By interoperability we mean the cooperation between different systems. In this case, it concerns the cooperation between different blockchains, but also between blockchains and other central systems, such as web servers. Because these systems normally work in a different way from each other, it is often not possible for these systems to work together.
For example, you cannot send Bitcoins over the Ethereum network. Both blockchains use different protocols and standards. It is also not possible to simply store data on a central Google web server via the Ethereum network.
We see that more and more blockchain bridges are being created that can make connections between different systems. Make no mistake, these kinds of protocols that improve interoperability do not fall under layer 0. They are in fact layer 2 and layer 3 solutions. They run on top of the layer 1 blockchain. These types of bridges are therefore dependent on the layer 1 blockchain, while the layer 1 blockchain does not depend on these bridges.
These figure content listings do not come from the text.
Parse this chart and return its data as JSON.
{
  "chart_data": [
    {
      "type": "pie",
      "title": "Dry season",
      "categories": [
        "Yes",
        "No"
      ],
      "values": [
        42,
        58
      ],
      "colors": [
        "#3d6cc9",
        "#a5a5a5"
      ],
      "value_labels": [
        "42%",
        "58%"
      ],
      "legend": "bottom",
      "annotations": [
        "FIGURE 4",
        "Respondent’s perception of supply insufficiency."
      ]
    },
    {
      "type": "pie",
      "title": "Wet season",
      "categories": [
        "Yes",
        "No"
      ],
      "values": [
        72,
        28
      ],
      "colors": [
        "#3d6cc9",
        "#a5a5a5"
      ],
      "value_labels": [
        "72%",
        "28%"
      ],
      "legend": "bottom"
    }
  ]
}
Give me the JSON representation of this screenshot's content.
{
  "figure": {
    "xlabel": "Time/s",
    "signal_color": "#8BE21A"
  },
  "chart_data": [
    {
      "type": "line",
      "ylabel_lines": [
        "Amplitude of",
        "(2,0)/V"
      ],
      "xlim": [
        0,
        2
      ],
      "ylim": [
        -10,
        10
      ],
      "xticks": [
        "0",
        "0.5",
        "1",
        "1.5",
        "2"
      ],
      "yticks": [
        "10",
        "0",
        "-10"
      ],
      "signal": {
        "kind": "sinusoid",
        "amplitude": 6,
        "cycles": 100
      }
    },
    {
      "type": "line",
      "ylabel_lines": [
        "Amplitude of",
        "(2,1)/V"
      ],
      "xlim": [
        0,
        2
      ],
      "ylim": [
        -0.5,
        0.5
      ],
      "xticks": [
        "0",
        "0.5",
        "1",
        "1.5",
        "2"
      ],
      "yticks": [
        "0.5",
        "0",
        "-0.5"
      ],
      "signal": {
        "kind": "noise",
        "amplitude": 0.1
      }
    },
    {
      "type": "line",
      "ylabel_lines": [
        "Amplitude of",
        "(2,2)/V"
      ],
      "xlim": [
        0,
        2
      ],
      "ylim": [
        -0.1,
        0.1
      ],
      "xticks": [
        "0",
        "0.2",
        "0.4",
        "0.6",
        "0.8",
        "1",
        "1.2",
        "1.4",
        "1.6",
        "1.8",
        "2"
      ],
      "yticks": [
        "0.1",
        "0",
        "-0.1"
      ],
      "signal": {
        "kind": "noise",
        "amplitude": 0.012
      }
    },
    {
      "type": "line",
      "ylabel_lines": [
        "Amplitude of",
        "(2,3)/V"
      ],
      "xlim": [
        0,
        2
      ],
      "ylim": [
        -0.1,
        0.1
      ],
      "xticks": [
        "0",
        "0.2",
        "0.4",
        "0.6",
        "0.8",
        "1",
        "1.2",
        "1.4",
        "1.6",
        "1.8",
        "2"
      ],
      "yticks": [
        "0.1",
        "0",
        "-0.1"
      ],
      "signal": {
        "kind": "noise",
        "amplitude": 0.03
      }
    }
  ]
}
You could see layer 0 as a communication system. It is a communication system that allows all protocols to communicate with each other, provided they have the same layer 0 solution as a basis.
Difficult to understand? Perhaps the example below will make it clearer.
Think of a village. This village is the blockchain world. Every house in the village is not connected to the internet, making it impossible to communicate between the houses. You could think of these houses as layer 1 blockchains. They all work separately from each other and need no one but themselves. However, the houses cannot communicate with each other, because there is no connection that makes that possible.
Inside the houses are rooms. These rooms are separated from each other by walls and doors. It is possible that all the rooms within the house communicate with each other, as the doors connect the rooms. You can see this as layer 2 applications. These are located within the layer 1 blockchain and cannot communicate with protocols and applications outside the layer 1 blockchain.
Now it is decided to lay cables in the ground to connect the houses. The ground can be seen as layer 0. It provides the connection between several houses, or the layer 1 blockchains.
Layer 0 not only allows layer 1 blockchains to communicate with each other. Because all rooms within the house can now communicate with the rooms in the other houses via the layer 1 blockchain, and then via layer 0. This means that layer 2 apps from blockchain A can communicate with layer 2 apps from blockchain B.
The layer 0 is therefore very important. When this disappears, communication between the different blockchains and all applications belonging to them would stop.
Layer 0 is not the basis of the interoperability between blockchains. They can also make it easier for developers to set up a new blockchain environment through Software Development Kits (SDKs). You could think of this as a development kit that provides the foundation for a new environment.
If a developer wants to set up their own blockchain, the developer has to spend a lot of time, effort and money on the development of the blockchain. This ensures that less time can be spent on the functionality of the project.
Within a layer 0 environment, developers can use the SDK to set up their own blockchain environment. The SDK already contains a foundation for the environment. This makes it much easier for the developer to set up such an environment themselves. Result? The developer has more time for the development of the functionality, and less time is spent on the foundation of the blockchain. Think, for example, of the mainchain, the consensus mechanism, the nodes, etc.
Blockchain technology consists of several layers. We usually talk about layer 1 and layer 2, while there is another layer that is perhaps much more important: layer 0. A layer 0 blockchain takes care of the communication between blockchains. It improves interoperability and ensures that developers can easily, quickly and easily set up new blockchain environments. The advantage is that this allows them to focus much better on the functionality of their application.